I am NOT arguing the bond measure again(note to Charlie, I feel your pain). Reread what I wrote and then tell me about my "own discontent". Virtually none of what I have spoken out about has to do with me personally.

This is about a department that oversees huge amounts of money and activity within the district and, in the past, has proven itself not to always be reliable. It's worth a second look, that's all I'm saying.

Charlie Mas said...

The Facilities Department presents a lot of problems.

They don't seem to know which buildings are habitable and or not. At one point the Facilities people said that Marshall had to be closed due to the poor condition of the building, then they said that the building was fine. Similarly, the District holds McDonald as a perfectly usable emergency site, but no one can move into it because the building isn't habitable. In fact, I have heard people say that Lowell could not be re-purposed as a neighborhood school because the building is in such poor condition. If the building is in such poor condition that it can't be used as a neighborhood school, then how is it in adequate condition to be used by APP and low-incidence special education?

Facilities talks about saving money by not having to fix up closed schools, but that doesn't make any sense. First of all, they are redoing the roof at Viewlands. Second, if they lease a building, then don't they still have to maintain it? The cost of keeping the building in a habitable condition does not go away because there is a community center in the rooms instead of classes.

Facilities doesn't seem capable of prioritizing projects very well. The schools that are in line to get fixed up with BEX III are not the highest priority repairs the District schools need. I don't want to re-open the question about the bond levy, but the spending of the money could go to more urgent needs, such as Marshall, Pathfinder, McDonald, Lincoln, and any other building that the District could use if only its condition disqualified it from use.
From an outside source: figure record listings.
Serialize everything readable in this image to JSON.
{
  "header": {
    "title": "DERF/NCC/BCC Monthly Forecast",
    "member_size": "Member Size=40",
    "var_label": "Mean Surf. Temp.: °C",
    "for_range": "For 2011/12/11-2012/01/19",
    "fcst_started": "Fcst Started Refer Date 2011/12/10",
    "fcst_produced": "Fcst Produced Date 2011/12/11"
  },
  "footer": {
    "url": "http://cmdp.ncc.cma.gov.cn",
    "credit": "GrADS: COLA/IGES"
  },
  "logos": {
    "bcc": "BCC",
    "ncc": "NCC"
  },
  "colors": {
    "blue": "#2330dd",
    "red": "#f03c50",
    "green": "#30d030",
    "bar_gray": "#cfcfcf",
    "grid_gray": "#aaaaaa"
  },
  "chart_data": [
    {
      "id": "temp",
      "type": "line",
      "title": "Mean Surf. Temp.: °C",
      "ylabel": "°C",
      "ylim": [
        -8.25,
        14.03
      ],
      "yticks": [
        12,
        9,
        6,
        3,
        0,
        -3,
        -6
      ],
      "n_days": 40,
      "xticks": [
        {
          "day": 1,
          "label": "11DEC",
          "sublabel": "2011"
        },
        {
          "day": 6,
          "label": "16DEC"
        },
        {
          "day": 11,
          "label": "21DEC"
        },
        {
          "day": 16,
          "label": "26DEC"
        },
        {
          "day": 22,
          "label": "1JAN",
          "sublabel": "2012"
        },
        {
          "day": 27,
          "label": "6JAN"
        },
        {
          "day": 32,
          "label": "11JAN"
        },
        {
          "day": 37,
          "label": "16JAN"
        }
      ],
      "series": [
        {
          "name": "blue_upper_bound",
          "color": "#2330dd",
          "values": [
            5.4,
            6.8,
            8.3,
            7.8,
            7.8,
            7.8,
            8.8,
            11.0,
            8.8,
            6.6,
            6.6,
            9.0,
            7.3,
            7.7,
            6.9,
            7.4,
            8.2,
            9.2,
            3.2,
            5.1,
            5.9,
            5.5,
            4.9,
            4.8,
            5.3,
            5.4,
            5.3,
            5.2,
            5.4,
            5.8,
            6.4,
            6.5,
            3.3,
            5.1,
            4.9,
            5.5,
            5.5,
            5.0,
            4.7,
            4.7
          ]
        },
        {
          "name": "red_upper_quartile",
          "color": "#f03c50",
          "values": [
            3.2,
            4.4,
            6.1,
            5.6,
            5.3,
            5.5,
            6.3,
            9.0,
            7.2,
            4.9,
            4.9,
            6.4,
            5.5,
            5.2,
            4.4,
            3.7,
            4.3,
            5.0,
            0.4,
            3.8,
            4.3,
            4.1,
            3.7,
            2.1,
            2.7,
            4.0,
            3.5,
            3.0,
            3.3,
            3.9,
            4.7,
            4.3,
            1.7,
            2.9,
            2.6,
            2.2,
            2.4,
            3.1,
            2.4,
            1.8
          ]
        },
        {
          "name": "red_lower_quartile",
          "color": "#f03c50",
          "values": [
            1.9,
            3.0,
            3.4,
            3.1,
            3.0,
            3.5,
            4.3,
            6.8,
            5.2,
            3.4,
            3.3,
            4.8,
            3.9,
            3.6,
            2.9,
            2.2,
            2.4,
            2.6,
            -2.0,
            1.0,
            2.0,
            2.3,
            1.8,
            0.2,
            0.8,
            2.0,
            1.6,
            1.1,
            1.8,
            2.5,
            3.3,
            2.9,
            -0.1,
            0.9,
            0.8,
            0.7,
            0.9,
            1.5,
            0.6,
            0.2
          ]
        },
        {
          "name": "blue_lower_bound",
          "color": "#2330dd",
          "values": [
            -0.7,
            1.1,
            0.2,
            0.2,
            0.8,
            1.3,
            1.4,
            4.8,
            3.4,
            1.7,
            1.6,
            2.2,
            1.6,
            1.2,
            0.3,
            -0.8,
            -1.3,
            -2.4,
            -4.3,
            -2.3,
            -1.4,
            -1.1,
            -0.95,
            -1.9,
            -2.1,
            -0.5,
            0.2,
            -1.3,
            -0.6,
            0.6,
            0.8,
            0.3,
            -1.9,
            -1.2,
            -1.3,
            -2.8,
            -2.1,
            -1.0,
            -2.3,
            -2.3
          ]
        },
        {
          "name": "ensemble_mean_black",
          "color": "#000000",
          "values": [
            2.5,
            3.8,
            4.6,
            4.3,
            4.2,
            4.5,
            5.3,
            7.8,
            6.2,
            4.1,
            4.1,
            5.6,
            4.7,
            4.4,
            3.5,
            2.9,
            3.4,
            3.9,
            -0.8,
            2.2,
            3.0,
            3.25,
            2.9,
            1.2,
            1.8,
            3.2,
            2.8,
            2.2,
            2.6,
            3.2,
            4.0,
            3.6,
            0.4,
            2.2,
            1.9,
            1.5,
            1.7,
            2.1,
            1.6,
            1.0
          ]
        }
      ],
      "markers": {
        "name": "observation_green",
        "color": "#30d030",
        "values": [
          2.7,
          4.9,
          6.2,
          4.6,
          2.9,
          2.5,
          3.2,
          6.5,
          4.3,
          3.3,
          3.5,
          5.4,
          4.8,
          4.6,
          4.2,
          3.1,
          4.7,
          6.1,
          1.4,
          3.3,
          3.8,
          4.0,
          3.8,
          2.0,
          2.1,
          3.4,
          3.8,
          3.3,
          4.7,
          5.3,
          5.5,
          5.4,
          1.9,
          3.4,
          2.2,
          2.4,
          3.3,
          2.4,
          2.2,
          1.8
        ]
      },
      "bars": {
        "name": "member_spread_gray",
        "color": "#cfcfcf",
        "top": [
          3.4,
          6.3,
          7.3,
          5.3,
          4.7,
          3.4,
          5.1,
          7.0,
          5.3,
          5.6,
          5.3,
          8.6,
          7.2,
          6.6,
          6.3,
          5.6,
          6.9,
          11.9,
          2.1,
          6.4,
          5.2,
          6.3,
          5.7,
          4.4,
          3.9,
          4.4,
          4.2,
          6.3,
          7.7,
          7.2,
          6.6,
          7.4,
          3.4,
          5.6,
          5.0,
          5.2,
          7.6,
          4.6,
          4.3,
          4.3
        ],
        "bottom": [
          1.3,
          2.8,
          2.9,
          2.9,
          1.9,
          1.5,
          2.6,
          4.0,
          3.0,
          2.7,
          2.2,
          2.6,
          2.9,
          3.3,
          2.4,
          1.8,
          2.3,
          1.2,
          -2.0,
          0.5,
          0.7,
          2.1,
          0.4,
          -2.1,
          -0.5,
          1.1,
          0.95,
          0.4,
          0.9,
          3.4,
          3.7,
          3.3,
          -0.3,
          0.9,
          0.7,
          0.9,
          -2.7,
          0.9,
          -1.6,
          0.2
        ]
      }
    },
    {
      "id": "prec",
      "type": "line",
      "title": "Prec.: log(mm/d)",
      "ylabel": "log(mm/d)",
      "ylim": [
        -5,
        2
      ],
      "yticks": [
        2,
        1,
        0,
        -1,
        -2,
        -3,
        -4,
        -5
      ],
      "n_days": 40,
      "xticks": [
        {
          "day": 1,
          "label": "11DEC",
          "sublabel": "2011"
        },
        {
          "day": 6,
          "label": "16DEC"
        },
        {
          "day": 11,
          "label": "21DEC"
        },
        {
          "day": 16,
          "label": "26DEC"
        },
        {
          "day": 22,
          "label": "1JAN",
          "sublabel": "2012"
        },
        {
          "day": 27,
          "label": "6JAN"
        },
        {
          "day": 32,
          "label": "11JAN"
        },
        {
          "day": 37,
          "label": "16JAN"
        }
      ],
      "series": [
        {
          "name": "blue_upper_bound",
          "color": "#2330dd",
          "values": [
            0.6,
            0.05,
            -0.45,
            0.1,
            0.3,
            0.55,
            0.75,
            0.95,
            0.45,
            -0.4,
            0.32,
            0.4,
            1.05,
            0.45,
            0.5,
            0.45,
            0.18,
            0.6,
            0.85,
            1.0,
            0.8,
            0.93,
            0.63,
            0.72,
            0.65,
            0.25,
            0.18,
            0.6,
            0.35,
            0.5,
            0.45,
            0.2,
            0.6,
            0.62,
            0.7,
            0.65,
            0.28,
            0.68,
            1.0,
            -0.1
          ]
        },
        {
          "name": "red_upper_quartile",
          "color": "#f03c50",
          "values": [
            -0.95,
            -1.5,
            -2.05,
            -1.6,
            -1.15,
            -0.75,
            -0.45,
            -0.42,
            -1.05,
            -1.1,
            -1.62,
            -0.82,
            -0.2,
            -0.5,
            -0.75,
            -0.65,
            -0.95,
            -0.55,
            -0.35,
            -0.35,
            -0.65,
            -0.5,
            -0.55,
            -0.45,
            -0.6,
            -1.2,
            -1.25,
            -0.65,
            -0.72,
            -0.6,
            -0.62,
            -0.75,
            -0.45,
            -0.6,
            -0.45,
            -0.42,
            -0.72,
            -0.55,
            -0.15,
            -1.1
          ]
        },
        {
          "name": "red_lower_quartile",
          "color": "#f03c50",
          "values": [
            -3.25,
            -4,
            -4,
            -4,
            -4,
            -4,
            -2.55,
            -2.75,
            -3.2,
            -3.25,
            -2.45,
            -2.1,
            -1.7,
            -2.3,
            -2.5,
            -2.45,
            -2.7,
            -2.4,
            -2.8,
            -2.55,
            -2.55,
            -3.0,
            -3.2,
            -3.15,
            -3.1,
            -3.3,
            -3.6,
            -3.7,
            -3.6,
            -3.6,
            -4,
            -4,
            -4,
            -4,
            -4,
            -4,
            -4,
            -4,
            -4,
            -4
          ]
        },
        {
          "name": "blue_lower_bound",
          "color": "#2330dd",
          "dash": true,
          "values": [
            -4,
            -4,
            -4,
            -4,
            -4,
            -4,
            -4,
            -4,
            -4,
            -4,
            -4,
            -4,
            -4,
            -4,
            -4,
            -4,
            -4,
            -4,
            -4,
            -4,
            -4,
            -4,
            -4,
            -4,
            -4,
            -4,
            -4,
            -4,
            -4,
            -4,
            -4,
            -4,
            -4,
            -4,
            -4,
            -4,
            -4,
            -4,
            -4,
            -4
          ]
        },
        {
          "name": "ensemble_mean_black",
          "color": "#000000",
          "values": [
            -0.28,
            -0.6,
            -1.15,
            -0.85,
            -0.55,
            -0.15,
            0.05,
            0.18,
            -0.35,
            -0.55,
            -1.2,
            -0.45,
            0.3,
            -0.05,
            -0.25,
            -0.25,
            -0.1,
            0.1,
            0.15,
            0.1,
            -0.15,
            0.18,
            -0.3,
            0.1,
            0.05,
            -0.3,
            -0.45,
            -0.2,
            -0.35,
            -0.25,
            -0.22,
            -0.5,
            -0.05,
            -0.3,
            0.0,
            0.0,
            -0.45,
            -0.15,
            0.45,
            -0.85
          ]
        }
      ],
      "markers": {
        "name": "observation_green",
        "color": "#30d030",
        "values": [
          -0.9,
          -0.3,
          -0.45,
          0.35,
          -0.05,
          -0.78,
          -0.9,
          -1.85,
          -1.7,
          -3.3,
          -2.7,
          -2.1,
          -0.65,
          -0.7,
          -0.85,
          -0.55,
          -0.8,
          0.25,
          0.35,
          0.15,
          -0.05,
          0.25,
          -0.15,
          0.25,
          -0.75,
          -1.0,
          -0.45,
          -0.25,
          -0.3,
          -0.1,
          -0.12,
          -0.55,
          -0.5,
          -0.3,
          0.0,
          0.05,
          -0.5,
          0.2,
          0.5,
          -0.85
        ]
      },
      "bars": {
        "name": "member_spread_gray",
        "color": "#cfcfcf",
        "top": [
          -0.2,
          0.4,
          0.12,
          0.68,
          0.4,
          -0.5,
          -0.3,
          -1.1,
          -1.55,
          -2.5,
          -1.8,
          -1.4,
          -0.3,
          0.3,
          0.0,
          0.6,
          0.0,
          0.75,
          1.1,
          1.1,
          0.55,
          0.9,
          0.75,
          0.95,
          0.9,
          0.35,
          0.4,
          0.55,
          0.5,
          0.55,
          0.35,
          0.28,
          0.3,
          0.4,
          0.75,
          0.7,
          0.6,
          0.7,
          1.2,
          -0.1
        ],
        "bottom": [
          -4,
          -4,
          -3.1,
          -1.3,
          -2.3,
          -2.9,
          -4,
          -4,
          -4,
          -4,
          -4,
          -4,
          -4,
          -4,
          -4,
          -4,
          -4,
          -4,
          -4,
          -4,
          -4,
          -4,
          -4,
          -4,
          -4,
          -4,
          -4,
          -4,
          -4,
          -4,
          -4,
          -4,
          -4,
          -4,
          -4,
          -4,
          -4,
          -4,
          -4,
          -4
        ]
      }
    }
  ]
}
Then there is project management. These school renovation projects all go WAY over budget - and not due to unforeseen inflation of concrete, steel, financing, or labor. They go way over budget due to absurdly low estimates, poor planning and changes that add to the cost. That's Facilities, too.

Facilities still can't provide accurate capacity numbers for school buildings. I don't know how the District is supposed to plan assignment without knowing how many students a building will hold.

Facilities is responsible for bolluxing the lease and sale of District property.

Facilities is responsible for the District's policy of deferring maintenance at buildings until they are uninhabitable.

Finally, there is the utter lack of planning. Have you read the Facilities Master Plan? It contains no mastery and no planning. It isn't a plan, it's an inventory - and not a very accurate one.